Sure, there is some selfishness on Henry's part to play through the pain. He is not out there to contribute to the Lakers' fight for a playoff position -- as Kobe Bryant suggested he himself would be able to do during an interview on "The Dan Patrick Show" on Wednesday. Henry is out there to audition for that next contract. Then again, Bryant has $48.5 million in guaranteed money coming to him in the next two seasons, so it's easy for him to pick and choose when he would want to play injured.
Even though Henry might be looking out for himself and took a team-high 22 shots against San Antonio, his aggressiveness helped L.A. cut an 11-point first-quarter deficit down to one by halftime. When he went just 1-for-8 in the second half, his attempts were still coming in the context of the offense.
"I don't want to quit," Henry said. "I don't want to quit on my guys. If I know that I can go out there and help the team, I know I can still make a difference in this game no matter what it is. I'm still quick enough. I can still explode enough to get to the basket, get fouled, help people out on defense. Everything.

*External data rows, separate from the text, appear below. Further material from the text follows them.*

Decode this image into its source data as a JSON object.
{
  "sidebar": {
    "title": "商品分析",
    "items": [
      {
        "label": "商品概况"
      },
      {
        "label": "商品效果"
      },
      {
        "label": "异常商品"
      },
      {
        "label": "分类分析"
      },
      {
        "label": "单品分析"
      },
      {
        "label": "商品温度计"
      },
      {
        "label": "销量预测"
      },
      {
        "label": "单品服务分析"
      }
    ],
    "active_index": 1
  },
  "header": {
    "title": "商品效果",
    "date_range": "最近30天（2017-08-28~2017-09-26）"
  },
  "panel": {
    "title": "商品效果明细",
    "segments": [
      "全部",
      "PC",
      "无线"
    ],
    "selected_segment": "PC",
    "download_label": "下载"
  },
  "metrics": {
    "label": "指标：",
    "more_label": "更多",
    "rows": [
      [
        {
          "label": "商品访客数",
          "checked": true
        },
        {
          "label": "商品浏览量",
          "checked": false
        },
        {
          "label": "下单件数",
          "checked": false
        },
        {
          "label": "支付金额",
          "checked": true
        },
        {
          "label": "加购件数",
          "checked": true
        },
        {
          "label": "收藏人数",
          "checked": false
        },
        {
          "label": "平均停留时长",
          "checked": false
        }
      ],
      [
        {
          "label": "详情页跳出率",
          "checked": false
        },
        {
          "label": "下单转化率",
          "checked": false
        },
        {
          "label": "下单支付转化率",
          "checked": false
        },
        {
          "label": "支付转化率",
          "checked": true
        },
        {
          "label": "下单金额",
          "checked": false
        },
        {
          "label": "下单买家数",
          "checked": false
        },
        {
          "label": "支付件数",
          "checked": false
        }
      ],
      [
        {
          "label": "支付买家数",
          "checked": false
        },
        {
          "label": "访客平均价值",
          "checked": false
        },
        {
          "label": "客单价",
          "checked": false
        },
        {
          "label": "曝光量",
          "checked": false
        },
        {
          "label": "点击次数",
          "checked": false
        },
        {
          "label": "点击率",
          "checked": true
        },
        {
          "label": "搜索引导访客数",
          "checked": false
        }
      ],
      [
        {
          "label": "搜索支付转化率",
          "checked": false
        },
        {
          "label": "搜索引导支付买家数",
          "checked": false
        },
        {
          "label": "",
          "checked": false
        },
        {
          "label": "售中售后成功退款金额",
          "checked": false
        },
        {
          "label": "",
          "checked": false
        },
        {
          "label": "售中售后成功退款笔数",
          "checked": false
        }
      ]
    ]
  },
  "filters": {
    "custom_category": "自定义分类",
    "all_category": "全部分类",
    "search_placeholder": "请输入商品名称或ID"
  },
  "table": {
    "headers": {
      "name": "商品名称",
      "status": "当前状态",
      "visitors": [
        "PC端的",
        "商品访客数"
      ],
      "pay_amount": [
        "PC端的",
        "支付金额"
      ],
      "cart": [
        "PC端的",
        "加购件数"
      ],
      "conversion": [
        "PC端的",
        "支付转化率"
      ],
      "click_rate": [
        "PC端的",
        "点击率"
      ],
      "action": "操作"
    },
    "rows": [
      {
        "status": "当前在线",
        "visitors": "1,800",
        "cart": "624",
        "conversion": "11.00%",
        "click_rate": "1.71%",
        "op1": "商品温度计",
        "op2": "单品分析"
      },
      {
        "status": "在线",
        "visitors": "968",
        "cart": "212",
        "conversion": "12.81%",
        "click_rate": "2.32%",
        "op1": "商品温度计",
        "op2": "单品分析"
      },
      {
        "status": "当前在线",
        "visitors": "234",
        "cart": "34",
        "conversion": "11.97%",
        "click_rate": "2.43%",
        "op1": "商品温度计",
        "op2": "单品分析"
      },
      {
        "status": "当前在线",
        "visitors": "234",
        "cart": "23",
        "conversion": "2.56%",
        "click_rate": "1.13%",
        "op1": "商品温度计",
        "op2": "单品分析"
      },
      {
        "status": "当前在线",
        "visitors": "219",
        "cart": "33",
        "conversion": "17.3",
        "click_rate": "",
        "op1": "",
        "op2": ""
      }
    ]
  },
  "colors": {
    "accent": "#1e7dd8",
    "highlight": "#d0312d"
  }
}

"As long as I feel like I can still make that difference if it's not too bad of hurting or slowing me down that much, then I'm going to play."
The 24 points Henry scored ended up being just shy of his career high of 27 set on Dec. 1 before he hurt his knee Dec. 29.
If Henry looked at the rest of the season as a waste, he wouldn't be going to such lengths simply to suit up.
"I got to get a lot of treatment before, get my legs loose, get all this stuff [in my thighs] stretched out that connects to the knee and all this other kind of stuff just to make it feel better for me to really move around," Henry said. "I'm still trying to build all those [muscles] back up. I'm not back to where I was by any means, but I'm fighting for it. I want to get it."
It's not all zombies in this Lakers march to season's end. There's still some signs of life.